In August 2025, AOL announced it would shut down its dial‑up internet service. If you were alive 30 years ago, you probably received some of history’s greatest junk mail: a floppy disk (and then CD) to help you get online. For many, AOL was the gateway into the online world — complete with chatrooms, electronic mail, the Pavlovian hiss‑screech of the modem.
Every dominant channel, however entrenched, will eventually yield to something faster, better, cheaper, or so revolutionary that you can mark a new era with its launch or demise. As a PR agency steeped in Silicon Valley for decades, it still isn’t immediately obvious what will be a blip, flop, or banger. (The iPhone and Twitter were instant game-changers for me, while Discord and TikTok were definitely not.)
10 seismic shifts (and their lessons) in digital comms
AOL begins ‘carpet bombing’ (1995) — To help America get “on line,” AOL starts carpet bombing (their term) free trial discs stuffed into mailboxes, handed out at Blockbuster, slipped into Barnes & Noble bags, and even packed with frozen Omaha Steaks. By 1998, “You’ve got mail” is also a blockbuster movie.

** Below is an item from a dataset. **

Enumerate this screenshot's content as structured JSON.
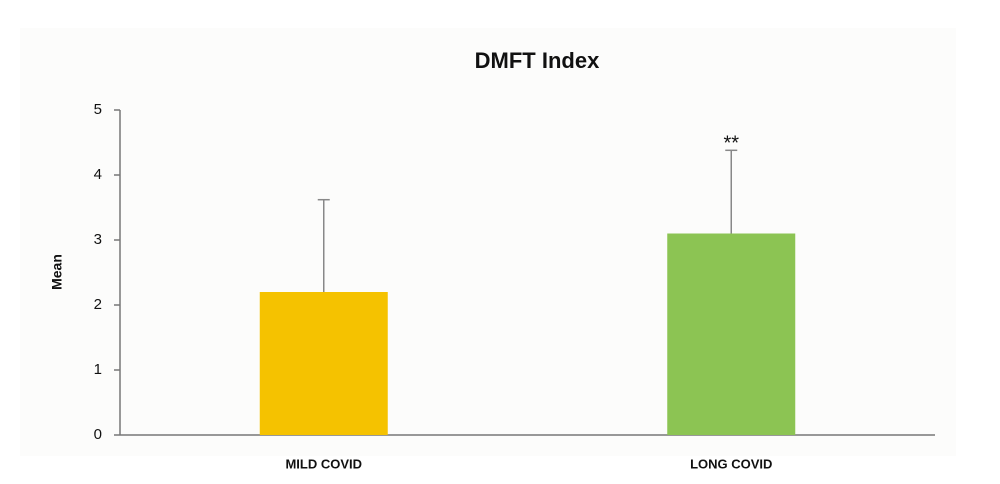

Lesson: Give people a tangible, low-risk way to try something new, and you can turn an abstract technology into a cultural fixture.
Dotcoms swarm Super Bowl XXXIV (2000) — Fourteen internet companies pay $2.2 million each to air 30-second ads during the Big Game. By the end of that year, most are dead or on life support, and giant tech publications such The Industry Standard go from 360 pages to the size of a pamphlet.

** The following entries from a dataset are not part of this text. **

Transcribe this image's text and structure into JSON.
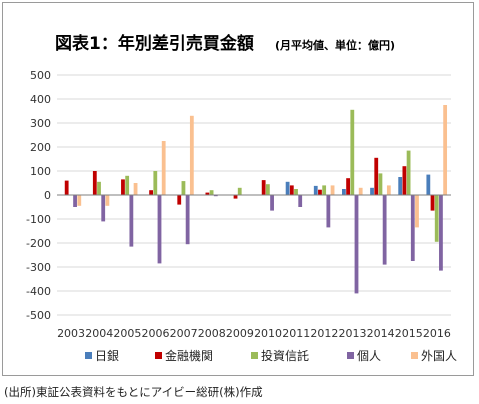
{
  "source_note": "(出所)東証公表資料をもとにアイビー総研(株)作成",
  "chart_data": {
    "type": "bar",
    "title": "図表1：年別差引売買金額",
    "subtitle": "(月平均値、単位：億円)",
    "xlabel": "",
    "ylabel": "",
    "ylim": [
      -500,
      500
    ],
    "yticks": [
      500,
      400,
      300,
      200,
      100,
      0,
      -100,
      -200,
      -300,
      -400,
      -500
    ],
    "grid": true,
    "legend_position": "bottom",
    "categories": [
      "2003",
      "2004",
      "2005",
      "2006",
      "2007",
      "2008",
      "2009",
      "2010",
      "2011",
      "2012",
      "2013",
      "2014",
      "2015",
      "2016"
    ],
    "series": [
      {
        "name": "日銀",
        "color": "#4a7ebb",
        "values": [
          0,
          0,
          0,
          0,
          0,
          0,
          0,
          0,
          55,
          38,
          25,
          30,
          75,
          85
        ]
      },
      {
        "name": "金融機関",
        "color": "#c00000",
        "values": [
          60,
          100,
          65,
          20,
          -40,
          10,
          -15,
          62,
          40,
          22,
          70,
          155,
          120,
          -65
        ]
      },
      {
        "name": "投資信託",
        "color": "#9bbb59",
        "values": [
          0,
          55,
          80,
          100,
          58,
          20,
          30,
          45,
          25,
          40,
          355,
          90,
          185,
          -195
        ]
      },
      {
        "name": "個人",
        "color": "#8064a2",
        "values": [
          -50,
          -110,
          -215,
          -285,
          -205,
          -5,
          0,
          -65,
          -50,
          -135,
          -410,
          -290,
          -275,
          -315
        ]
      },
      {
        "name": "外国人",
        "color": "#fac090",
        "values": [
          -45,
          -45,
          50,
          225,
          330,
          0,
          0,
          0,
          0,
          40,
          30,
          40,
          -135,
          375
        ]
      }
    ]
  }
}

Lesson: Visibility without viability is a fast track to becoming a cautionary tale.
Facebook launches News Feed (2006) — Before the News Feed, we navigated the internet at our leisure. But one day in 2006, it started organizing itself around us. It’s changed many, many times since then, but the difference between our digital lives before and after the feed is stark.
Lesson: When the distribution model changes, so must the storytelling strategy.

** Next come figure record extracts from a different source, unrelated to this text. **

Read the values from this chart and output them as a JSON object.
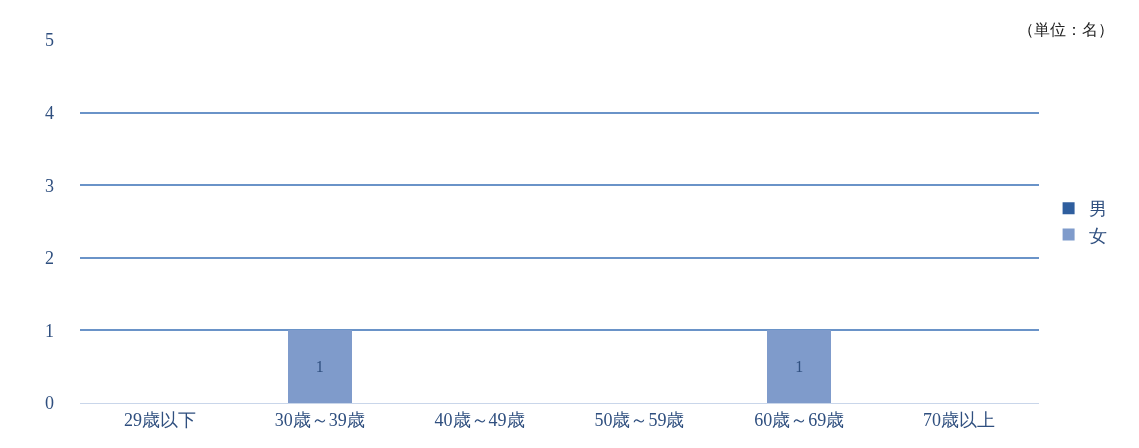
{
  "chart_data": {
    "type": "bar",
    "stacked": true,
    "categories": [
      "29歳以下",
      "30歳～39歳",
      "40歳～49歳",
      "50歳～59歳",
      "60歳～69歳",
      "70歳以上"
    ],
    "series": [
      {
        "name": "男",
        "color": "#2f5e9e",
        "values": [
          0,
          0,
          0,
          0,
          0,
          0
        ]
      },
      {
        "name": "女",
        "color": "#7f9bcb",
        "values": [
          0,
          1,
          0,
          0,
          1,
          0
        ],
        "value_labels": [
          null,
          "1",
          null,
          null,
          "1",
          null
        ]
      }
    ],
    "ylim": [
      0,
      5
    ],
    "yticks": [
      0,
      1,
      2,
      3,
      4,
      5
    ],
    "grid": "y",
    "legend": "right",
    "annotations": [
      "（単位：名）"
    ]
  }
}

Charlie bites a finger (2007) — A simple home video soared into global awareness and defined how user content could dominate without polish. (In 2021, the family took down the original video to sell it as an NFT for more than $700,000. A copy took its place online.)
Lesson: Authenticity and relatability can beat production value in capturing attention.
Steve Jobs unveils the iPhone (2007) — In the greatest tech keynote of all time, the Apple CEO delivered a phone, media player, and internet device in one, redefining pocket communication and providing the platform for Uber, TikTok, and dozens (perhaps hundreds) of multi-billion dollar businesses.
Lesson: A new platform can reset the rules for how, where, and when audiences engage.
Twitter scoops the networks (2009) — Using Twitter, TwitPic, and his iPhone, Janis Krums posted one of the first photos of the US Airways plane that crash-landed in the Hudson River. His scoop signals a new era in citizen‑driven news.
Lesson: News breaks where the audience is, not where reporters wish it would.
Social media amplifies the Arab Spring (2010–2011) — Platforms such as Facebook and Twitter amplified political debate and organization across Egypt and Tunisia, reshaping public mobilization.
Lesson: The right channels can turn local movements into global conversations.
Facebook acquires WhatsApp (2014) — Facebook bought WhatsApp for $19 billion, securing control of the world’s fastest-growing messaging app. With over 400 million active users at the time, the deal signaled the dominance of mobile-first, encrypted messaging in global communication and intensified competition among messaging platforms.
Lesson: Owning the conversation platform can be more powerful than owning the conversation itself. (See: Twitter X.)
TikTok zags while the rest zig (2018) — ByteDance, TikTok’s parent company, chose algorithms over social connections, duets over solos, and authenticity over polish. Now it is supposed to be under a de jure nationwide ban due to the US government’s concerns over potential user data collection and influence operations by the government of China.
Lesson: Algorithms that anticipate audience behavior can redefine how content finds its viewers.
Lonely hearts rebel over GPT‑5 (2025) – OpenAI replaces older models with GPT‑5, prompting pushback from users growing a little too attached to the “personality” of the previous model. The company kinda-sorta reverses course to address the backlash.
Lesson: Change the voice of a platform, and you change the relationship users think they have with it.